4. Can Matt Adams Be a True, Everyday First Baseman?
No one doubts Matt Adams' raw power and hitting ability, but some question how good he will be over the course of an entire season. First base is his for now, so he needs to hit lefties or end up in a platoon. In very limited MLB plate appearances (73) against southpaws, Adams owns a .208 average and ugly .594 OPS. Supporters believe experience will help, while detractors think he should stick to only facing right-handed pitchers.
3. Will Peter Bourjos Be the Starting Center Fielder?
Acquired in a trade, Peter Bourjos is a terrific center fielder. His offensive skills, outside of stealing bases, are below-average, but he makes up for it on defense. If the Cardinals are truly committed to improving their outfield defense, he's hands down the choice over Jon Jay. The biggest threat could be hot prospect, Oscar Taveras. If Taveras shows he's ready for the big stage, they may be quick to install him in center, especially if Bourjos struggles to get on base.
2. Is Mark Ellis a Better Fit at Second Base Over Kolten Wong?
It would be unfair to judge Kolten Wong on his 62 plate appearances last season and subsequent .153 average. At the same time, with a team that is ready for a World Series, a consistent veteran like Mark Ellis is extremely valuable. Wong has the inside track, but it may not take much for Ellis to step in. Ellis won't be great at anything, he'll just do everything well.
1. Which Pitcher Won't Be in the Rotation?
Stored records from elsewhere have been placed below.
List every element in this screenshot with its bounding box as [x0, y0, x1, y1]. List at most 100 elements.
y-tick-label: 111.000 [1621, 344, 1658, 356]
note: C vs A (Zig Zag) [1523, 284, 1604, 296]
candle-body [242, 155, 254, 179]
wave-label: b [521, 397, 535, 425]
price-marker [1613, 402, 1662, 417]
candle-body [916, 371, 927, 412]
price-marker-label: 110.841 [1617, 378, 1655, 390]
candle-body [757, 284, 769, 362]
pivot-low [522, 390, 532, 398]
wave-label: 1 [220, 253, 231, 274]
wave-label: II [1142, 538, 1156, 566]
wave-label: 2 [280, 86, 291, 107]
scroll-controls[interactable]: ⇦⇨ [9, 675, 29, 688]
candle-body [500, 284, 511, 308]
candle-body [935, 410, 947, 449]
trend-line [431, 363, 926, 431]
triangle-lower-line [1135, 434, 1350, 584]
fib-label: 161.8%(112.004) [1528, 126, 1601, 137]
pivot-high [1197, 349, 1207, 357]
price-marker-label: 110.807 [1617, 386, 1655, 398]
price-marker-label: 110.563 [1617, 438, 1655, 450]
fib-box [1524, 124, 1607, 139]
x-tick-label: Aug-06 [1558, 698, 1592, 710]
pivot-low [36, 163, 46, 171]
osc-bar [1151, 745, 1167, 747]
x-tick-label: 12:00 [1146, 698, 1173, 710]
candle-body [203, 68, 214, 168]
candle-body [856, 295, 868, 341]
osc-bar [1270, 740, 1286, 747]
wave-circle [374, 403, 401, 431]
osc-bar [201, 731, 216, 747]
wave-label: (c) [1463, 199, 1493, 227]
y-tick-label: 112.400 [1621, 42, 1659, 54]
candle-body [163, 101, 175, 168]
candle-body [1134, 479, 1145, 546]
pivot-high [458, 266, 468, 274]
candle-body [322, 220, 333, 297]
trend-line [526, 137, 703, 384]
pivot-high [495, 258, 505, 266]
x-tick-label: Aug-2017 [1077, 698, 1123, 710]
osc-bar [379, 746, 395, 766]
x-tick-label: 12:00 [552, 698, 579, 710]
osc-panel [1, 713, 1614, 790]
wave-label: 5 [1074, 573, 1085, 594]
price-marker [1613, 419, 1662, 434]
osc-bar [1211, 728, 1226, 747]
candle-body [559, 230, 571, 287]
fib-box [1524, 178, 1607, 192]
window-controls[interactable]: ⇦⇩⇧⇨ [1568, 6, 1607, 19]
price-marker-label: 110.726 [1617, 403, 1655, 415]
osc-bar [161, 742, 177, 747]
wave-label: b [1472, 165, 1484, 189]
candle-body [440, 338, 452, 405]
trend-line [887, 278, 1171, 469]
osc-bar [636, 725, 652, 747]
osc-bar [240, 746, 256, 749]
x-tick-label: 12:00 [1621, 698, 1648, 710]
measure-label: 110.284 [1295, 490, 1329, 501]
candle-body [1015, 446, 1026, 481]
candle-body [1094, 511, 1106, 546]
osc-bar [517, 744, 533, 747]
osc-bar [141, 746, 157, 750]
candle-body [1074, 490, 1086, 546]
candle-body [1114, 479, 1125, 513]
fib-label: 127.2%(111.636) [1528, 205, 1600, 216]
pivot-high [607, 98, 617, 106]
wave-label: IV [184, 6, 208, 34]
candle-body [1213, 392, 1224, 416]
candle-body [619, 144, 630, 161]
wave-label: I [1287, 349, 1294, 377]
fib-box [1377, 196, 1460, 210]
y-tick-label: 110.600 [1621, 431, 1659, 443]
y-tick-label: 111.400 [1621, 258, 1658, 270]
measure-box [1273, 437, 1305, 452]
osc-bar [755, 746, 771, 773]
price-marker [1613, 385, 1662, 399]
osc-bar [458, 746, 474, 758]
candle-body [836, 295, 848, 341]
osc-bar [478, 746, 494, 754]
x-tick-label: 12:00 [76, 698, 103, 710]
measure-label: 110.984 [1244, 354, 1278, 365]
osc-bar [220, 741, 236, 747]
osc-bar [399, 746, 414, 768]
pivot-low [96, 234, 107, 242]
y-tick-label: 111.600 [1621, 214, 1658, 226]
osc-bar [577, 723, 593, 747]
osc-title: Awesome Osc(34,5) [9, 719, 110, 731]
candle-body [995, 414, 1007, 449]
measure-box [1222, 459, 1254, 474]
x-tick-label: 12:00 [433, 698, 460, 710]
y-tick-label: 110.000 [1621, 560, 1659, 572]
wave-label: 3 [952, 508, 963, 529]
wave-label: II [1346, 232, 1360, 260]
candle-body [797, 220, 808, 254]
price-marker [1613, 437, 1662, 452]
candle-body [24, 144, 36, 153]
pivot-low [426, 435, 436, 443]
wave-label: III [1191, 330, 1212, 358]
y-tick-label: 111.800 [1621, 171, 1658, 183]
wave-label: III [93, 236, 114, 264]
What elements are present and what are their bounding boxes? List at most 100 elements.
The Cardinals have the greatest problem every team wants: too much pitching. Adam Wainwright is a lock. Assuming Jamie Garcia is healthy, he'll be in the rotation and Michael Wacha has earned his spot as well. That leaves Lance Lynn, Joe Kelly and Shelby Miller as favorites for the final two spots. Some in the organization got down on Miller at the end of last year, but he has the highest ceiling. If they all come up short or get hurt, St. Louis has even more arms to fill in effectively.